Sayın Başbakan bir süre önce teröre karşı stratejimizi değiştirdiğimizi, artık savunma değil, taarruz startejisi izleyeceğimizi belirtmişti. Buna rağmen hala ‘terör başarılım olamayacaktır, geri adım atmayacxağız’ anlamına gelen sözler duyuyoruz.

Defalarca söyledik, terör örgütünü topraklarında barındıran ülkeye ve bölgesel güçlere karşı kararlı ve etkili bir tavır sergilemek şaşmaz politikamız olmalıdır.

PKK’yı Irak topraklarından tasfiye etmeden sadece yurt içindeki mücadele ve Kuzey Irak’taki hava saldırılarıyla beklediğimiz başarıya ulaşmamız zordur.

Terörün kaynaklarını kurutmak yalnız güvenlik güçlerimizin değil, diplomasimizin de öncelikli hedefi olmalıdır.

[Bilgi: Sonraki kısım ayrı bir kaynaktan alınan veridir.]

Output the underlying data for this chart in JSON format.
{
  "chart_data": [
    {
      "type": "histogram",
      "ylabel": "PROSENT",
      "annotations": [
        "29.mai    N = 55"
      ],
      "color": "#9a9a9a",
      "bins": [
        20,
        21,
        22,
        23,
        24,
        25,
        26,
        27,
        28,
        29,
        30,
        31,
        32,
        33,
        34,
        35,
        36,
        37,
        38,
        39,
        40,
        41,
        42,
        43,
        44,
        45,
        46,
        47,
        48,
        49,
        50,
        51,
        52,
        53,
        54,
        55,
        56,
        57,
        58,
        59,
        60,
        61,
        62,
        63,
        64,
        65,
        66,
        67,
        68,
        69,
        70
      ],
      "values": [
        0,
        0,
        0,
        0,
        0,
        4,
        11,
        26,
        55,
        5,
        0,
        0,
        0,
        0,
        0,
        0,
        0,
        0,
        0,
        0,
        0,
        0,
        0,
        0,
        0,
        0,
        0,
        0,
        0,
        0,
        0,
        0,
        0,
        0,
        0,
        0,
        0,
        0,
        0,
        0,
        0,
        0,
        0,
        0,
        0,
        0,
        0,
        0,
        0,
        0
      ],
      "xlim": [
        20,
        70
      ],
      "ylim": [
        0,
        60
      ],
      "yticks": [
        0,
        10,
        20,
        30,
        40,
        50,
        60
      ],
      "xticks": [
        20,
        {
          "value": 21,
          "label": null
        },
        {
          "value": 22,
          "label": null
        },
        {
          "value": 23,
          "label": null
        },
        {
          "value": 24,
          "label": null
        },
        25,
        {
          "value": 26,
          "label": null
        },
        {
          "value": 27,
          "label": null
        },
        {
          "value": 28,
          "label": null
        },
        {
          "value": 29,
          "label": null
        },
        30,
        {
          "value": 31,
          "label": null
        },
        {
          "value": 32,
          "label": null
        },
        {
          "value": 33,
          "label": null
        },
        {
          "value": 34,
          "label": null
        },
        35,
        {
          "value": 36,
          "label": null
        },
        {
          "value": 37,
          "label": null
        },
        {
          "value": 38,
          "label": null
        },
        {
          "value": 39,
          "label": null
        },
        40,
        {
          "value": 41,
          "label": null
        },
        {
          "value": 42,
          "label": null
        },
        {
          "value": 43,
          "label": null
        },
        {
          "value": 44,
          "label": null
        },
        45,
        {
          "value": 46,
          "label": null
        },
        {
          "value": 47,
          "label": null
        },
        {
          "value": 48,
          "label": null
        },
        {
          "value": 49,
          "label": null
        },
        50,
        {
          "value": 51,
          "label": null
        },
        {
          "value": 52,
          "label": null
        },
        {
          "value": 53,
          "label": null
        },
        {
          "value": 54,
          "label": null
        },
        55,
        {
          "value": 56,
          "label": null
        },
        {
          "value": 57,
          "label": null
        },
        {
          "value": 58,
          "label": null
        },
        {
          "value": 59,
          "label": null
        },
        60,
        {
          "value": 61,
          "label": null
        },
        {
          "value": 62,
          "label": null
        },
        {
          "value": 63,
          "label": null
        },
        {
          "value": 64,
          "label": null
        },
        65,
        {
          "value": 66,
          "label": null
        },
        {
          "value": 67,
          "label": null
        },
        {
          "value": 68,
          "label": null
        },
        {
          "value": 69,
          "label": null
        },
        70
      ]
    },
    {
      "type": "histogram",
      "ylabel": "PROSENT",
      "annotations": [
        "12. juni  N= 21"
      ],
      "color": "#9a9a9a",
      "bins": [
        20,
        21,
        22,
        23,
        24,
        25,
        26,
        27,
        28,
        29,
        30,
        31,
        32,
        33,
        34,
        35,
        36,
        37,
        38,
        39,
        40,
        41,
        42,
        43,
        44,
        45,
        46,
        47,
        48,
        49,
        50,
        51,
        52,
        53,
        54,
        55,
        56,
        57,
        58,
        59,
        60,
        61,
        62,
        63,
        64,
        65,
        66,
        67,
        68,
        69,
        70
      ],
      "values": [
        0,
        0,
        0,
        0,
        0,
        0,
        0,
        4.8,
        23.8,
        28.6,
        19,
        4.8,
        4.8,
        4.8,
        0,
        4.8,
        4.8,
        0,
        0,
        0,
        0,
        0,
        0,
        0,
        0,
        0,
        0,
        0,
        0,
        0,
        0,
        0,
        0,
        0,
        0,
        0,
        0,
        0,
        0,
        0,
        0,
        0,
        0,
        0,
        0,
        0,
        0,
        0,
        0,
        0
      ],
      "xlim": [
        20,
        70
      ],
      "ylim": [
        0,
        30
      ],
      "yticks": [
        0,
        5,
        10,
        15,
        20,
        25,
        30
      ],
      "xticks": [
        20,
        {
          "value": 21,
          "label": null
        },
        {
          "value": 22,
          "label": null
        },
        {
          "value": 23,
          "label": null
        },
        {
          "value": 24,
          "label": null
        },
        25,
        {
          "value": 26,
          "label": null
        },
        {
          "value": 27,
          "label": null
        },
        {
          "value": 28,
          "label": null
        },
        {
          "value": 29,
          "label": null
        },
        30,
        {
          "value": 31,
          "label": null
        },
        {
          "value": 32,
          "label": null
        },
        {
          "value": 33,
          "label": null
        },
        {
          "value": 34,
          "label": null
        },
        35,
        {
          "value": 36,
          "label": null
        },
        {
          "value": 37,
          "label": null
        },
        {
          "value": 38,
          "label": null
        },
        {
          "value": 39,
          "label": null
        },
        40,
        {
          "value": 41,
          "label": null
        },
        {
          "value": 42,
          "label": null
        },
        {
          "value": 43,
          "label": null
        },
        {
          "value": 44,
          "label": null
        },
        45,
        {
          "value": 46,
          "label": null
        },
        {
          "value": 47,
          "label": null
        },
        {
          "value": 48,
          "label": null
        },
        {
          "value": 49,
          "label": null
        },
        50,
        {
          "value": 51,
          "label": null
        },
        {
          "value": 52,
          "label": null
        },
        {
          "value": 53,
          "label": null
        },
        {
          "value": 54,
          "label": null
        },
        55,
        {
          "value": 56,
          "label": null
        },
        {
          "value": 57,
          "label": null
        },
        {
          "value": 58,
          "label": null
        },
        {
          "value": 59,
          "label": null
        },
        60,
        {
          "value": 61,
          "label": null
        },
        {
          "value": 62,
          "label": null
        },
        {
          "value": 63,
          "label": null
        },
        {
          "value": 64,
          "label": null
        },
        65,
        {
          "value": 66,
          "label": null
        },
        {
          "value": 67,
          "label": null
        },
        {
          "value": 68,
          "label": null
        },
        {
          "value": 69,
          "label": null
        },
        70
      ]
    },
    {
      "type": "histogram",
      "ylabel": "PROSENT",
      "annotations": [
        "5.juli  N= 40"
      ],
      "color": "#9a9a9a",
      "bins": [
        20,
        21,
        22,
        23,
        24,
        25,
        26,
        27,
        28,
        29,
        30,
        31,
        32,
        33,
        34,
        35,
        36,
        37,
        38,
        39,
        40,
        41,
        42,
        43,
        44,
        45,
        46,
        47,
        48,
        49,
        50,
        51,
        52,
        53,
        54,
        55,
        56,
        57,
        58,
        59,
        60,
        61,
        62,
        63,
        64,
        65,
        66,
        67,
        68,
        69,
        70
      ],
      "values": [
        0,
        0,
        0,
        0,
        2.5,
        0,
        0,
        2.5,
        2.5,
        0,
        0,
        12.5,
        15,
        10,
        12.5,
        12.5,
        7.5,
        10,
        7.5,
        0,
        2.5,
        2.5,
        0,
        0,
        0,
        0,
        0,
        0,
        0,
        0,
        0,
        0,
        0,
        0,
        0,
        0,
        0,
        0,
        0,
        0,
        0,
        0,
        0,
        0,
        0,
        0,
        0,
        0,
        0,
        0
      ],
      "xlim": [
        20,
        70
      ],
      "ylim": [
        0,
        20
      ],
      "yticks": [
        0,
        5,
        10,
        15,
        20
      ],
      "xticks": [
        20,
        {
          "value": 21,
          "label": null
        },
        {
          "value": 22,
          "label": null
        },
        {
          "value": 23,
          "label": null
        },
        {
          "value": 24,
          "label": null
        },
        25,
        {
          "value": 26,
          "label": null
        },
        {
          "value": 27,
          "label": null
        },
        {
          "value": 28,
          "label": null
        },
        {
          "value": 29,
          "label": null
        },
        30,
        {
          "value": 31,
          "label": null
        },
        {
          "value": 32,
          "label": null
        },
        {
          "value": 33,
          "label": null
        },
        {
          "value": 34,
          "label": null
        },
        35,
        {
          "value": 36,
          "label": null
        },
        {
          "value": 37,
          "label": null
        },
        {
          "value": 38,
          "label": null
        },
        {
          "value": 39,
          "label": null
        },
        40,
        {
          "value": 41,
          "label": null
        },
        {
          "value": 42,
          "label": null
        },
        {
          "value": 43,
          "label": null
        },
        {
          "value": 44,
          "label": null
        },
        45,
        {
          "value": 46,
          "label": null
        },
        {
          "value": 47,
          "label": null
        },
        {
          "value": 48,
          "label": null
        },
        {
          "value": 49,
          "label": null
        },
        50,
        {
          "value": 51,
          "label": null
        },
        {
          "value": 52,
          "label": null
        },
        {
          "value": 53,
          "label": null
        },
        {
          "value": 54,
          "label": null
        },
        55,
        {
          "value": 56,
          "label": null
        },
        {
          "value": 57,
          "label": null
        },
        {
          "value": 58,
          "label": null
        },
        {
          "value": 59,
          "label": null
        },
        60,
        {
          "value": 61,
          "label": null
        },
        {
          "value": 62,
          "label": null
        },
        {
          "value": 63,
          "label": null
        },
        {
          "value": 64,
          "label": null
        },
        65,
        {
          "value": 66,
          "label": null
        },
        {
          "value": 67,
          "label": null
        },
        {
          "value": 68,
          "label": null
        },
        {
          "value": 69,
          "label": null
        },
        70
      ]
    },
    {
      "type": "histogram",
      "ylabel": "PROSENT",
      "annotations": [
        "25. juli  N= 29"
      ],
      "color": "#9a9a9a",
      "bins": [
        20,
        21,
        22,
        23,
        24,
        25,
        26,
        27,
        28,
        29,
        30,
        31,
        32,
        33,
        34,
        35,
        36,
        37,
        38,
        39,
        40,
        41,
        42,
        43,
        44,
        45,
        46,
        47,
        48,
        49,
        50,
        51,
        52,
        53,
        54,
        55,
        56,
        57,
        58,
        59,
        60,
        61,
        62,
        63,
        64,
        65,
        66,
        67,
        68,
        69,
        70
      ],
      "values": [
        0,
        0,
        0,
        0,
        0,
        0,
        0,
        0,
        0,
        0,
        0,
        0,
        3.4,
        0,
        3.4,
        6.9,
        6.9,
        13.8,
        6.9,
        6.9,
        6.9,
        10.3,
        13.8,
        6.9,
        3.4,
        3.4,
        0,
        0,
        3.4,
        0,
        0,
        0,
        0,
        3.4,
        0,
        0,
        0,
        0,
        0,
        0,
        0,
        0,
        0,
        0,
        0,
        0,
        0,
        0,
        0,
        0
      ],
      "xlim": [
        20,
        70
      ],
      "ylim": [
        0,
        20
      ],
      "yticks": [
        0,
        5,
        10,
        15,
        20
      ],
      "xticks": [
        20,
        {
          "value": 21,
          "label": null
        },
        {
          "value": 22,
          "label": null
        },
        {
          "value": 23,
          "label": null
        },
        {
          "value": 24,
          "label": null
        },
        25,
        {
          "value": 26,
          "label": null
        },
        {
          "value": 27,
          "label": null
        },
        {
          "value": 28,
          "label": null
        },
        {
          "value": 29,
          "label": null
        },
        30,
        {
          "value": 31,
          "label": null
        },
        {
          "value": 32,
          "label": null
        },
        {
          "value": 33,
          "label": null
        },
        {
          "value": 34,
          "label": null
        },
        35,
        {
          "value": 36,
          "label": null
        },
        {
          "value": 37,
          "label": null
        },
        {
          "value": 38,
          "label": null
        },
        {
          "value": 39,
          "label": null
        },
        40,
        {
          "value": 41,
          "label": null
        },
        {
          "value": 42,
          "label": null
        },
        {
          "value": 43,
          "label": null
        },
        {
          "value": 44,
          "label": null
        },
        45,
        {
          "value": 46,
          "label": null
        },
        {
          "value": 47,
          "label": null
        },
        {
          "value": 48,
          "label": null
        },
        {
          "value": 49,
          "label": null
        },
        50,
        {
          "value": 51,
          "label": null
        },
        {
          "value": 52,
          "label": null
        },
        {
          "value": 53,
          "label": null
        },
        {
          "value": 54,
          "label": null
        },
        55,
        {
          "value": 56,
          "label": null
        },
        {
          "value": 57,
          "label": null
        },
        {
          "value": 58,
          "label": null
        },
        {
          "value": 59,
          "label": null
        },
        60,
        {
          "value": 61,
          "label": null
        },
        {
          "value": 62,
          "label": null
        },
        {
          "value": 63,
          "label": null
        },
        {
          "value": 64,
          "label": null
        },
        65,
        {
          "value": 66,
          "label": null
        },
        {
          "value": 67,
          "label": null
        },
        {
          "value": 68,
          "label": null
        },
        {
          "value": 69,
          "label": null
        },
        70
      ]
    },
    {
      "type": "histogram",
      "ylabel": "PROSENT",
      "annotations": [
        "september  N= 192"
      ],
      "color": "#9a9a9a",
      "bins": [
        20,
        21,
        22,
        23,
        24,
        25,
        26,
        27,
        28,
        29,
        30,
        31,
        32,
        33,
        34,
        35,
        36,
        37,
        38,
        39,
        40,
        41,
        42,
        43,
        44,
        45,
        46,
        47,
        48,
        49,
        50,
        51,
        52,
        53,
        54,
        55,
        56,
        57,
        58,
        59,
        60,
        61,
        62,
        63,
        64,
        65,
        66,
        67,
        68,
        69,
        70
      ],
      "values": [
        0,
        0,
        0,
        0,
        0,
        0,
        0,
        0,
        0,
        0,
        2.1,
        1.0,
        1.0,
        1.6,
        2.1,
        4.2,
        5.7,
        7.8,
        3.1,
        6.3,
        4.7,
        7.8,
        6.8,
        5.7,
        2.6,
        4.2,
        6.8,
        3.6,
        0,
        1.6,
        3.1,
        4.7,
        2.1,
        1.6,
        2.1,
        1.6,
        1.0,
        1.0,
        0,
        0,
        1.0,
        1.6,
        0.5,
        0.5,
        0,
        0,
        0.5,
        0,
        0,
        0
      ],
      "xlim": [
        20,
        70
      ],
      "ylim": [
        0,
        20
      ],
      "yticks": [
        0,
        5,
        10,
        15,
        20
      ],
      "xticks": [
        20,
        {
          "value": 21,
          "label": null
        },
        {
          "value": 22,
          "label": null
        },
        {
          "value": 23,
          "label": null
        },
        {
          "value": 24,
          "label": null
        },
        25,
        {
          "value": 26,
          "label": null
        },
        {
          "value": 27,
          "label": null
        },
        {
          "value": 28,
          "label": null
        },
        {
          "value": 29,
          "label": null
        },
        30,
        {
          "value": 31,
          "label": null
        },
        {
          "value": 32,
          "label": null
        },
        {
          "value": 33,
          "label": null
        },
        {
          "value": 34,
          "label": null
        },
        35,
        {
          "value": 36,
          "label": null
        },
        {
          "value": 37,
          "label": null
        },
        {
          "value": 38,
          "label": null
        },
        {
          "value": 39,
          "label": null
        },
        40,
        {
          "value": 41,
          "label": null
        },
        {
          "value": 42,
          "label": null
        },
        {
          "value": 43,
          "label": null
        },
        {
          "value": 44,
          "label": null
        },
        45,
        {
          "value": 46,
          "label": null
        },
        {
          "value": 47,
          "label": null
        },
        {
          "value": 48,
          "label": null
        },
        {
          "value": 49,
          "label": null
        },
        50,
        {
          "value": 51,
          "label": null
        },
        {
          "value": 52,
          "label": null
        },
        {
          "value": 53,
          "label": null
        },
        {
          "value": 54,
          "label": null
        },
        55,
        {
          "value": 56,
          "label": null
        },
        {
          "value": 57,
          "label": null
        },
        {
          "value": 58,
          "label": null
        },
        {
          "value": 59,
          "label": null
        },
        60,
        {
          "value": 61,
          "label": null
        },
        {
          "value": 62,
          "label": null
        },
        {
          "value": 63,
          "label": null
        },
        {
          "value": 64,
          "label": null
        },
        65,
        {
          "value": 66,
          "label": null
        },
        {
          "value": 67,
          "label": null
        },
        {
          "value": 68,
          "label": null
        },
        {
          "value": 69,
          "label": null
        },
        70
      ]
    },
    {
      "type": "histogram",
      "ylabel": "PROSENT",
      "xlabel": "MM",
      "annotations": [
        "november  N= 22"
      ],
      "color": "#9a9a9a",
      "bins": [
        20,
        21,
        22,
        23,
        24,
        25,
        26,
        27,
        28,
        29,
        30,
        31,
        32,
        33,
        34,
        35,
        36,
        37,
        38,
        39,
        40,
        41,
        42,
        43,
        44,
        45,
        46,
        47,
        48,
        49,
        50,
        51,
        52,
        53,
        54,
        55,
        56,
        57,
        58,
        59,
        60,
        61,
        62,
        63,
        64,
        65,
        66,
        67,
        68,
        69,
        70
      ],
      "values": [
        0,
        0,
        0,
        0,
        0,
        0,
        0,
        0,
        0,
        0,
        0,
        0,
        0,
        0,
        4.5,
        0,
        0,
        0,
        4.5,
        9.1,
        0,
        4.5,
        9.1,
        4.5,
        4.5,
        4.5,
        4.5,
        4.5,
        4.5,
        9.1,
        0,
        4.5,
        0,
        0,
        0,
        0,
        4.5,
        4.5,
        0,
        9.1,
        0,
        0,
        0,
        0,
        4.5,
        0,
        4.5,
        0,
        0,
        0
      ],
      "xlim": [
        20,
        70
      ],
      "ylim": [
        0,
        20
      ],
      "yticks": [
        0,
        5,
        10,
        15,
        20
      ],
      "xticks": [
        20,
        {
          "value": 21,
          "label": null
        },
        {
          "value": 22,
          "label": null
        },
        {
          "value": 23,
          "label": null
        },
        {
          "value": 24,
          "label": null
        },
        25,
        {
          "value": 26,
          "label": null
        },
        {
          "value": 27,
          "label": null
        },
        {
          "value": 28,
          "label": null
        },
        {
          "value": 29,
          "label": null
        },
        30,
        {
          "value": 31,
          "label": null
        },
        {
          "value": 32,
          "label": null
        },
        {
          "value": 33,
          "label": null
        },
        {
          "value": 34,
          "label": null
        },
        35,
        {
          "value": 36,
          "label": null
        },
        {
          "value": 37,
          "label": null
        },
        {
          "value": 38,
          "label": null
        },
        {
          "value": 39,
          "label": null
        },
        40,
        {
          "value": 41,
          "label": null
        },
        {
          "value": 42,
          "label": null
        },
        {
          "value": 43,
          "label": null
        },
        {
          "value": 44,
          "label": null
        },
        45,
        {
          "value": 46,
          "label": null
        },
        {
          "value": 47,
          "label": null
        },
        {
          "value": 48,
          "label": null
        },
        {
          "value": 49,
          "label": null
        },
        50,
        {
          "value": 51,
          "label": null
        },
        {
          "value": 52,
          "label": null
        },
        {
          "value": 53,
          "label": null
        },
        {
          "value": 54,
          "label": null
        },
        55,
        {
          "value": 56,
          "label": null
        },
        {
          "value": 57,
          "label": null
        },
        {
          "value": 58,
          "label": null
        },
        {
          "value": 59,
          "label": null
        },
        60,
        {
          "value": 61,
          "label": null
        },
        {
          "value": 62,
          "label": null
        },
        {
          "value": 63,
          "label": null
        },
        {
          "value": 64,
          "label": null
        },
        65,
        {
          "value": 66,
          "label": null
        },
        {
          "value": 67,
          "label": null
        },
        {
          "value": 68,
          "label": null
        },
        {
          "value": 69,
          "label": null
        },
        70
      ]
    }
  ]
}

Terör liderlerine Türkiye’ye karşı silahlı mücadelede hiçbir şansları olmadığını göstermemiz gerekmektedir.

İlgili bütün devletlere de terör saldırılarıyla Türkiye’ye geri adım attırılamayacağını, terör örgütüyle Türkiye’nin hiçbir koşulda masaya oturtulamayacağını açıkça anlatabilmeliyiz. Türkiye’nin birliğinin, toprak bütünlüğünün, üniter yapısının pzarlık konusu yapılamayacağını kuşkuya yer bırakmayacak şekilde göstermeliyiz.

Sadece iktidarın değil, muhalefet partilerinin de böyle caniyane saldırıları lanetlemekle yetinmeyip netice alıcı bir tavır sergilemeleri gerekmektedir. Dünyanın her yerinde, yer konuda, her zaman söylenebilecek genel söylemler yerine teröre ve onu destekleyenlere karşı açık, somut ve farklı anlamlara çekilemeyecek bir tutum sergilemek muhalefet partilerinin de öncelikli görevi olmalıdır.

Terörle mücadele gibi milli bir davada güçlü ve kararlı politikalara ve söylemlere şimdi her zamandan çok gerek vardır. Halkımız siyasi liderleri ileride, bugün yaşadığımız zor günlerde sergiledikleri tutuma göre değerlendirecektir.